Estate of Lawrence

20 A. 521, 136 Pa. 354, 1890 Pa. LEXIS 1034
CourtPennsylvania Orphans' Court, Philadelphia County
DecidedOctober 6, 1890
DocketNo. 118
StatusPublished
Cited by59 cases

This text of 20 A. 521 (Estate of Lawrence) is published on Counsel Stack Legal Research, covering Pennsylvania Orphans' Court, Philadelphia County primary law. Counsel Stack provides free access to over 12 million legal documents including statutes, case law, regulations, and constitutions.

Bluebook
Estate of Lawrence, 20 A. 521, 136 Pa. 354, 1890 Pa. LEXIS 1034 (Pa. Super. Ct. 1890).

Opinion

Opinion,

Mr. Justice Clark :

John Lawrence died domiciled in the city of Philadelphia, in the month of March, 1847. By his last will and testament he devised all his real and personal estate to certain persons therein named, in trust, to pay over the net income, during her lifetime, to his daughter, Ann Appleton; to assign the real estate, upon her decease, in fee to the appointees of her last will; or, failing such appointment, to pay over the same to and amongst her then living children, and the issue of children then deceased.

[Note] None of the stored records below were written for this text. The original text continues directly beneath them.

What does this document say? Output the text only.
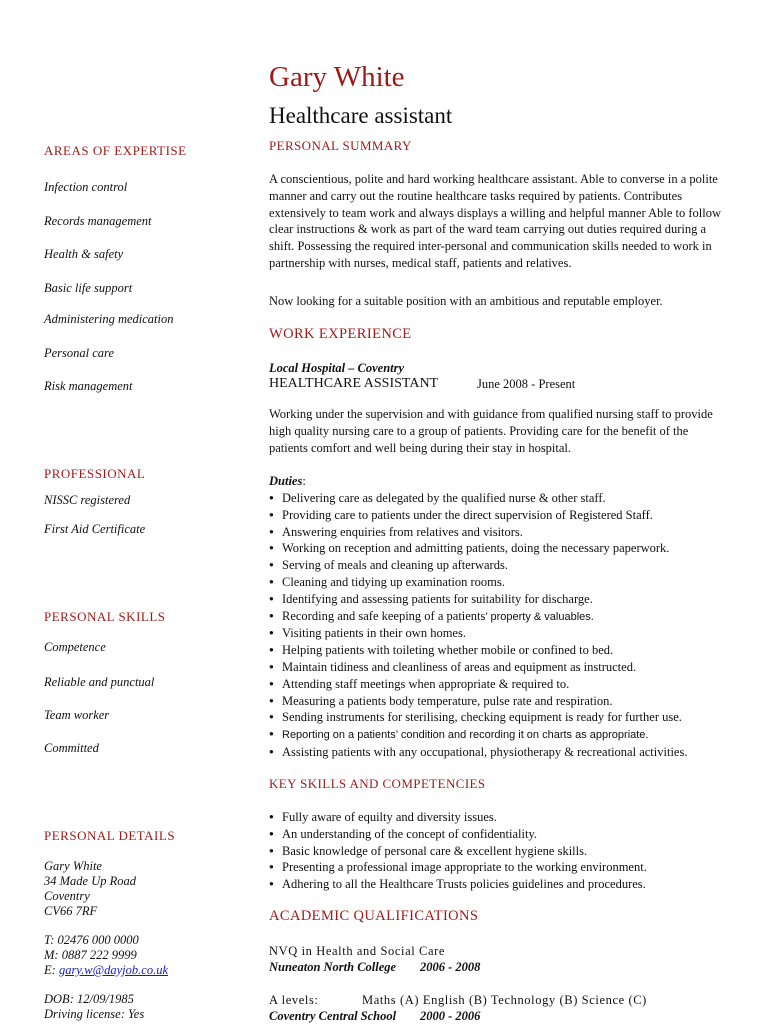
Gary White
Healthcare assistant
AREAS OF EXPERTISE
Infection control
Records management
Health & safety
Basic life support
Administering medication
Personal care
Risk management
PROFESSIONAL
NISSC registered
First Aid Certificate
PERSONAL SKILLS
Competence
Reliable and punctual
Team worker
Committed
PERSONAL DETAILS
Gary White
34 Made Up Road
Coventry
CV66 7RF
T: 02476 000 0000
M: 0887 222 9999
E: gary.w@dayjob.co.uk
DOB: 12/09/1985
Driving license: Yes
PERSONAL SUMMARY
A conscientious, polite and hard working healthcare assistant. Able to converse in a polite manner and carry out the routine healthcare tasks required by patients. Contributes extensively to team work and always displays a willing and helpful manner Able to follow clear instructions & work as part of the ward team carrying out duties required during a shift. Possessing the required inter-personal and communication skills needed to work in partnership with nurses, medical staff, patients and relatives.
Now looking for a suitable position with an ambitious and reputable employer.
WORK EXPERIENCE
Local Hospital – Coventry
HEALTHCARE ASSISTANT	June 2008 - Present
Working under the supervision and with guidance from qualified nursing staff to provide high quality nursing care to a group of patients. Providing care for the benefit of the patients comfort and well being during their stay in hospital.
Duties:
● Delivering care as delegated by the qualified nurse & other staff.
● Providing care to patients under the direct supervision of Registered Staff.
● Answering enquiries from relatives and visitors.
● Working on reception and admitting patients, doing the necessary paperwork.
● Serving of meals and cleaning up afterwards.
● Cleaning and tidying up examination rooms.
● Identifying and assessing patients for suitability for discharge.
● Recording and safe keeping of a patients’ property & valuables.
● Visiting patients in their own homes.
● Helping patients with toileting whether mobile or confined to bed.
● Maintain tidiness and cleanliness of areas and equipment as instructed.
● Attending staff meetings when appropriate & required to.
● Measuring a patients body temperature, pulse rate and respiration.
● Sending instruments for sterilising, checking equipment is ready for further use.
● Reporting on a patients’ condition and recording it on charts as appropriate.
● Assisting patients with any occupational, physiotherapy & recreational activities.
KEY SKILLS AND COMPETENCIES
● Fully aware of equilty and diversity issues.
● An understanding of the concept of confidentiality.
● Basic knowledge of personal care & excellent hygiene skills.
● Presenting a professional image appropriate to the working environment.
● Adhering to all the Healthcare Trusts policies guidelines and procedures.
ACADEMIC QUALIFICATIONS
NVQ in Health and Social Care
Nuneaton North College 2006 - 2008
A levels:	Maths (A) English (B) Technology (B) Science (C)
Coventry Central School 2000 - 2006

The trustees named in the will were removed by the Orphans’ Court of Philadelphia county, during the lifetime of Ann Appleton, and George W. Appleton and Henry Pomerene were duly appointed trustees in their place. All the property, except certain real estate in Philadelphia, was lost by the devastavit of the original trustees, the remaining property being known as No. 43 South Second street, No. 221 Arch street, and Nos. 1127 and 1129 Pine street.

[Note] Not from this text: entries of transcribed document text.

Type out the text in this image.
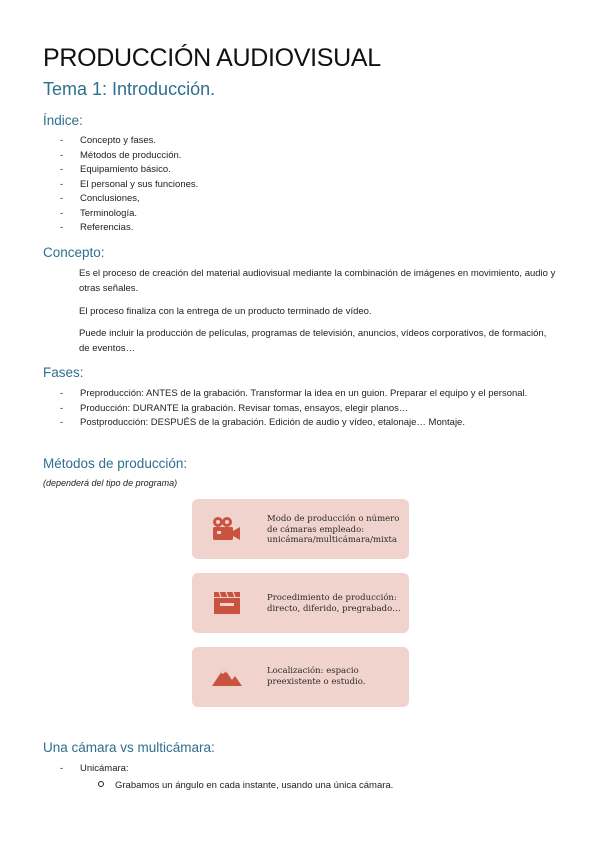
PRODUCCIÓN AUDIOVISUAL
Tema 1: Introducción.
Índice:
- Concepto y fases.
- Métodos de producción.
- Equipamiento básico.
- El personal y sus funciones.
- Conclusiones,
- Terminología.
- Referencias.
Concepto:

Es el proceso de creación del material audiovisual mediante la combinación de imágenes en movimiento, audio y otras señales.

El proceso finaliza con la entrega de un producto terminado de vídeo.

Puede incluir la producción de películas, programas de televisión, anuncios, vídeos corporativos, de formación, de eventos…

Fases:
- Preproducción: ANTES de la grabación. Transformar la idea en un guion. Preparar el equipo y el personal.
- Producción: DURANTE la grabación. Revisar tomas, ensayos, elegir planos…
- Postproducción: DESPUÉS de la grabación. Edición de audio y vídeo, etalonaje… Montaje.
Métodos de producción:
(dependerá del tipo de programa)
Modo de producción o número de cámaras empleado: unicámara/multicámara/mixta
Procedimiento de producción: directo, diferido, pregrabado…
Localización: espacio preexistente o estudio.
Una cámara vs multicámara:
- Unicámara:
Grabamos un ángulo en cada instante, usando una única cámara.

Ann Appleton, the donee of the power, died in March, 1883, domiciled in the state of New Jersejr, leaving to survive her certain children, all of whom, it is conceded, were born during the lifetime of John Lawrence. By her last will and testament in writing, which was afterwards duly probated, she devised to George W. Appleton, and, in the event of his renunciation or decease, to the Philadelphia Trust etc. Company, certain property of her own, in Haddonfield, N. J., and also all that remained of the property over which she held the power of appointment under the will of John Lawrence, deceased, specifically referring thereto, in trust, to care for the same and collect the income thereof during the joint lives of her children, all of whom, as we have said, were living at the death of John Lawrence; to pajr out of such income and the proceeds of sale of the Haddonfield property, if sold under the authority given, certain annuities mentioned, during that period, and, after the [363]*363expiration of said joint lives, to transfer the corpus of the property to the New York Baptist Union for Ministerial Education, which is the corporate name of what is known as the Rochester Theological Seminary.

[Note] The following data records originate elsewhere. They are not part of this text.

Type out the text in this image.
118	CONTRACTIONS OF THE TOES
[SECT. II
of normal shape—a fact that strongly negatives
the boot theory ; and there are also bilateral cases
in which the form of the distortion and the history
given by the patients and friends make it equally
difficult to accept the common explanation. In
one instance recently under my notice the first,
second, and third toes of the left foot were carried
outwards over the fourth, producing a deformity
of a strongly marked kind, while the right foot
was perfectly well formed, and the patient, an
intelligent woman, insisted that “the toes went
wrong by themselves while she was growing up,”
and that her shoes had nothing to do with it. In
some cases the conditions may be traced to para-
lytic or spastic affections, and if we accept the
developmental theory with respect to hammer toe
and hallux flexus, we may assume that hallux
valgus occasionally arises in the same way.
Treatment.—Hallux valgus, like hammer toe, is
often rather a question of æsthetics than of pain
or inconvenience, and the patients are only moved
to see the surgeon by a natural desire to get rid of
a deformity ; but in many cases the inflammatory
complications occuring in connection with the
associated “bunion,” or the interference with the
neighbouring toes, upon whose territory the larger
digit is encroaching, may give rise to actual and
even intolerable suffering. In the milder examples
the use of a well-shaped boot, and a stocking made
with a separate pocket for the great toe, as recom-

George W. Appleton died December 1,1886, and, the Philadelphia Trust etc. Company having renounced the trust, the office of trustee under the appointment in the will of Ann Appleton became vacant; whereupon Ann Eliza Griffin, one of the annuitants for life, presented her petition for the appointment of a successor to the trust created by the donee of the power. The appellants resisted this application, alleging that the execution of the power by Ann Appleton was invalid, and that Mrs. Griffin had therefore no standing in court to ask for the appointment of a trustee, the estate having passed to those entitled in remainder under the will of John Lawrence, deceased, as if Ann Appleton had died intestate. Their contention is, first, that the appointment violates the rule against perpetuities, and is therefore wholly void; and, second, that whilst the donee of the power, by its terms, could make a direct, immediate, and absolute appointment of the fee, she was not authorized to declare uses and trusts as contained in her will.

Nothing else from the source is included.